Notable 2016 Sex Books
Inviting Desire: A guide for women who want to enhance their sex life by Walker J. Thornton, is a self-help book of tips, tools, questions, and exercises that help you understand and own your sexuality after the shifts you’ve experienced after menopause. It’s written as a 30-day process to invite desire and sexuality back into your life, and help you examine new ways to think about sexual desire, prepare for sex, understand your own arousal pattern, and accept yourself as a sexual being. Thornton’s tone is soft-spoken and intimate, sharing the practices that she has learned along her own journey. “This is about you, your body, and your desire,” writes Thornton.
Thornton covers many useful topics in her 30-day journey. You’ll learn more about yourself as a sexual being as well as tools for making changes. Although Thornton says, “it’s for you, not you and a partner” and the exercises are done independently, the book is geared to women who have partners or partners-to-be. If you’re solo, some of the practices won’t apply, but you’ll still learn new ways to think about your own body, your own desire, and your own pleasure.
Future Sex: A New Kind of Free Love by Emily Witt. Single, in her thirties, and (sometimes) enjoying the hook-up culture, Emily Witt decides to observe and participate in other ways that people enjoy sex. She explores Orgasmic Meditation, the making of porn, sex parties, and Burning Man, for example. If you liked America Unzipped and Secret Sex Lives, you’ll enjoy this one, too. Some of Witt’s discoveries/conclusions:
- “Some experiences you avoid not because you know you don’t like them but because you don’t want to like them…My aversion to pornography was not because the images didn’t stimulate, but because i did not want to be turned on by sex that was not the kind of sex I wanted to have.”
- “I think if someone were to draw a portrait of the people who were ‘ruining Burning Man’ it would have looked like us.”

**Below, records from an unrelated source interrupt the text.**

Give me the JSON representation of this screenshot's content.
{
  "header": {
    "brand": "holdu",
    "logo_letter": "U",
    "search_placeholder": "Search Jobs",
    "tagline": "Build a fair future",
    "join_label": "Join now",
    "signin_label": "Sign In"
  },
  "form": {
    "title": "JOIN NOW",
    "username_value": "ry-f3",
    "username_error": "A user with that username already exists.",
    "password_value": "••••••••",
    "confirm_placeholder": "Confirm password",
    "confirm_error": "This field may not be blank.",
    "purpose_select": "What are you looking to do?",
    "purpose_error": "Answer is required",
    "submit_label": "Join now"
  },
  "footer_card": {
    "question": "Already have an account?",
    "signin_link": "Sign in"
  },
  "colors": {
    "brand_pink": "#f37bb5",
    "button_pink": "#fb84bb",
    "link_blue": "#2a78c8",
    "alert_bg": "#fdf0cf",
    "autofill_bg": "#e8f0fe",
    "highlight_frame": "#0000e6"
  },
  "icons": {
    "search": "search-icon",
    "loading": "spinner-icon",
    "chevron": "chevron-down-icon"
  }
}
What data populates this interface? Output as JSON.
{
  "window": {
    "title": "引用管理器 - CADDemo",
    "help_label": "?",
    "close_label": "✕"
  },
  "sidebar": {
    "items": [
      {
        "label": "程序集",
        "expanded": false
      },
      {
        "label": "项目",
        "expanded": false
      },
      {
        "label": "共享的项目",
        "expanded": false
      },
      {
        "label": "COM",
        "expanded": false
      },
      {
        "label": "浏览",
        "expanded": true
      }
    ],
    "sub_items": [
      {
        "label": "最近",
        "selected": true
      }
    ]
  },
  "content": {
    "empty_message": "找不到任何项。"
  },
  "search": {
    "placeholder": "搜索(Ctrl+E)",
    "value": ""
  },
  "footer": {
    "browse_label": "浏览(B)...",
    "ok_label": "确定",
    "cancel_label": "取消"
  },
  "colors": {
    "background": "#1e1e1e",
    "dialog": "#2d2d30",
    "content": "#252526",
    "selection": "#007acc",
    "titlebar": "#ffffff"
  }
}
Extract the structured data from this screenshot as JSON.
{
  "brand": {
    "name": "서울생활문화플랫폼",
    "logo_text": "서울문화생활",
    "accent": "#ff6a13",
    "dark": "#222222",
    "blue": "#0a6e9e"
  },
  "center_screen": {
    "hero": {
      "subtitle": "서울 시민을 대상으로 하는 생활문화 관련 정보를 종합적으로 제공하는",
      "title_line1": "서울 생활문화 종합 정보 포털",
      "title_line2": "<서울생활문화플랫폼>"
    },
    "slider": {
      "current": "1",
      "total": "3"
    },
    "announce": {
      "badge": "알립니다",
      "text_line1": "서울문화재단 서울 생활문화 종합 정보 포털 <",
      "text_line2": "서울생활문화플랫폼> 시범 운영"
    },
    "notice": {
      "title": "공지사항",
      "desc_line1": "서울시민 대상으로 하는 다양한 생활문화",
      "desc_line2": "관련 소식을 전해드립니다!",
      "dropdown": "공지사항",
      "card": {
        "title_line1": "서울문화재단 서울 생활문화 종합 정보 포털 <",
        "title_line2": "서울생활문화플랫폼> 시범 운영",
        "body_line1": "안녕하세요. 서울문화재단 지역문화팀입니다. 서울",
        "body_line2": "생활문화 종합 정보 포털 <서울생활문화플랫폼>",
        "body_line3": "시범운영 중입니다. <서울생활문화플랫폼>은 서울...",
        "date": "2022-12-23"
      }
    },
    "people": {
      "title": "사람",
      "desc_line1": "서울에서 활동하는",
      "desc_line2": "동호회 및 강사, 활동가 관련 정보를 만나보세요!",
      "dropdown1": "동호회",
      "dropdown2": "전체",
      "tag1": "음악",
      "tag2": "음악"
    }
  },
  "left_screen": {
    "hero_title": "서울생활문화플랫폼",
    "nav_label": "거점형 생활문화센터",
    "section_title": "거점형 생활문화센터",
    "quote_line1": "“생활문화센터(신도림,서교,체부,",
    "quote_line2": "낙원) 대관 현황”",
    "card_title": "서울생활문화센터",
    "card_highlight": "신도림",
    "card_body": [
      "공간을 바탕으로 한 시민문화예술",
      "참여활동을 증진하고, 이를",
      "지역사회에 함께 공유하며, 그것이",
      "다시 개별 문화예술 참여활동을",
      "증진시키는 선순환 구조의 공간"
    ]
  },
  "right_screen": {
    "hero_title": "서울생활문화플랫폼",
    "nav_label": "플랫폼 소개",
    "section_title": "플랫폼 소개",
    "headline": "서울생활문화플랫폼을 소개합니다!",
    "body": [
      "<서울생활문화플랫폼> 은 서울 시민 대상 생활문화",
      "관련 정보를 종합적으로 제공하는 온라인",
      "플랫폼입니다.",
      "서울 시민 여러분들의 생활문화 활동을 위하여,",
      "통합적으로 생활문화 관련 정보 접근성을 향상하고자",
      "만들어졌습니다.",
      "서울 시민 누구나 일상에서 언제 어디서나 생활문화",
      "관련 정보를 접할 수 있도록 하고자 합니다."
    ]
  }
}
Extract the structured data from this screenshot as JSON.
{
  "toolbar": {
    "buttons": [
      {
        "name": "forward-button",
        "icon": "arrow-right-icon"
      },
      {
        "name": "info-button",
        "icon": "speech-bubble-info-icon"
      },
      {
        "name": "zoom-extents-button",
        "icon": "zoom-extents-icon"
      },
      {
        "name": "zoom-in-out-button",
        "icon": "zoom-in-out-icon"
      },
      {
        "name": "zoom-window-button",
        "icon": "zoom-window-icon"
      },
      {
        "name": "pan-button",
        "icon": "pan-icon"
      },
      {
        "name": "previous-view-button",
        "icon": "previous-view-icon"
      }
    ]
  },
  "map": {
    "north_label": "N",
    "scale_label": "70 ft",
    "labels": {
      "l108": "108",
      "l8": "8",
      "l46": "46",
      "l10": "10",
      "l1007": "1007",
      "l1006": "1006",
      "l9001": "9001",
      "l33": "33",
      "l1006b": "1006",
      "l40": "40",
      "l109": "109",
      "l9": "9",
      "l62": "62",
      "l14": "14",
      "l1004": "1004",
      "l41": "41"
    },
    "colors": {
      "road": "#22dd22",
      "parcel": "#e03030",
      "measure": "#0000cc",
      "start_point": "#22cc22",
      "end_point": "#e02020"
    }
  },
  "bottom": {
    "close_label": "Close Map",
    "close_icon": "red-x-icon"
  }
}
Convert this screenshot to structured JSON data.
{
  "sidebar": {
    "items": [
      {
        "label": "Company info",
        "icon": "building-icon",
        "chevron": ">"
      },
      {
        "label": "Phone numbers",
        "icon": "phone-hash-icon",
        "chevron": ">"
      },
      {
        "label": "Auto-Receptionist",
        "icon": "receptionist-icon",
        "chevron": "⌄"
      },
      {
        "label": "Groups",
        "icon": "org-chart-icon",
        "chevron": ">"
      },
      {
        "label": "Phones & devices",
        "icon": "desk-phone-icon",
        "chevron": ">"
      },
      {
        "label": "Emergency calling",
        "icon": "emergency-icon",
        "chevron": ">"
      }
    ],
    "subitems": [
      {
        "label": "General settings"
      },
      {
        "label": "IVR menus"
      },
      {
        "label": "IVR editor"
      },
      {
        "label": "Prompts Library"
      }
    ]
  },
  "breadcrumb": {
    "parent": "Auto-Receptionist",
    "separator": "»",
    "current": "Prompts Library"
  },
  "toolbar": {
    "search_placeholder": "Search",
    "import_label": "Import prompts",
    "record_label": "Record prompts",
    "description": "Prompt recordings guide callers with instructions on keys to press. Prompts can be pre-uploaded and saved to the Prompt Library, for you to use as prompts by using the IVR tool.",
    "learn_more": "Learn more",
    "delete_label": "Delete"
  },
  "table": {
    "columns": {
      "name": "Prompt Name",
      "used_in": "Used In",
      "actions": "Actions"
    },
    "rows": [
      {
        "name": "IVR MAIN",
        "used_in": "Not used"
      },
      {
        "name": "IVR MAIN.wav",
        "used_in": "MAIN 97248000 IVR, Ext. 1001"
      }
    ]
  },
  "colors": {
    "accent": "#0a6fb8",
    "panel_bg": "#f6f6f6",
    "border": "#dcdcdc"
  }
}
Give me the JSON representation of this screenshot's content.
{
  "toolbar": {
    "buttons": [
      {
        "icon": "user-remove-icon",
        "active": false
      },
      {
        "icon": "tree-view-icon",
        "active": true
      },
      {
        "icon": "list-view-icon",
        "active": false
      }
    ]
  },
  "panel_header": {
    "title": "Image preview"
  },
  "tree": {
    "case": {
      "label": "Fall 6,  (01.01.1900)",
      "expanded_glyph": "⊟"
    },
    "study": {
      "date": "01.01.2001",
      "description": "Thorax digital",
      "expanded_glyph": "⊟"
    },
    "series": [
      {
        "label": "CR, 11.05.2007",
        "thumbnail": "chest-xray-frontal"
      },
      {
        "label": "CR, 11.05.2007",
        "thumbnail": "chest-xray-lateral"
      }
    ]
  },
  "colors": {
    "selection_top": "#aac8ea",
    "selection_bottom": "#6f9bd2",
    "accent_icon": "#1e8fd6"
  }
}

- “I now understood the fabrication of my sexuality. I saw the seams of its construction and the arbitrary nature of its myths…Just as wanting to fall in love did not manifest love, proclaiming myself ‘sexually free’ would not liberate me from inhibition.”
I recommend this well-written and buoyant book especially for readers who want a gentler, more one-step-at-a-time pace in rediscovering their sex lives than I often promote. Whereas I may seem to push you into a “just do it” attitude whether talking to a partner or a doctor or self-pleasuring with sex toys, I know that many of you might appreciate a more gradual approach. This book may be just right for you.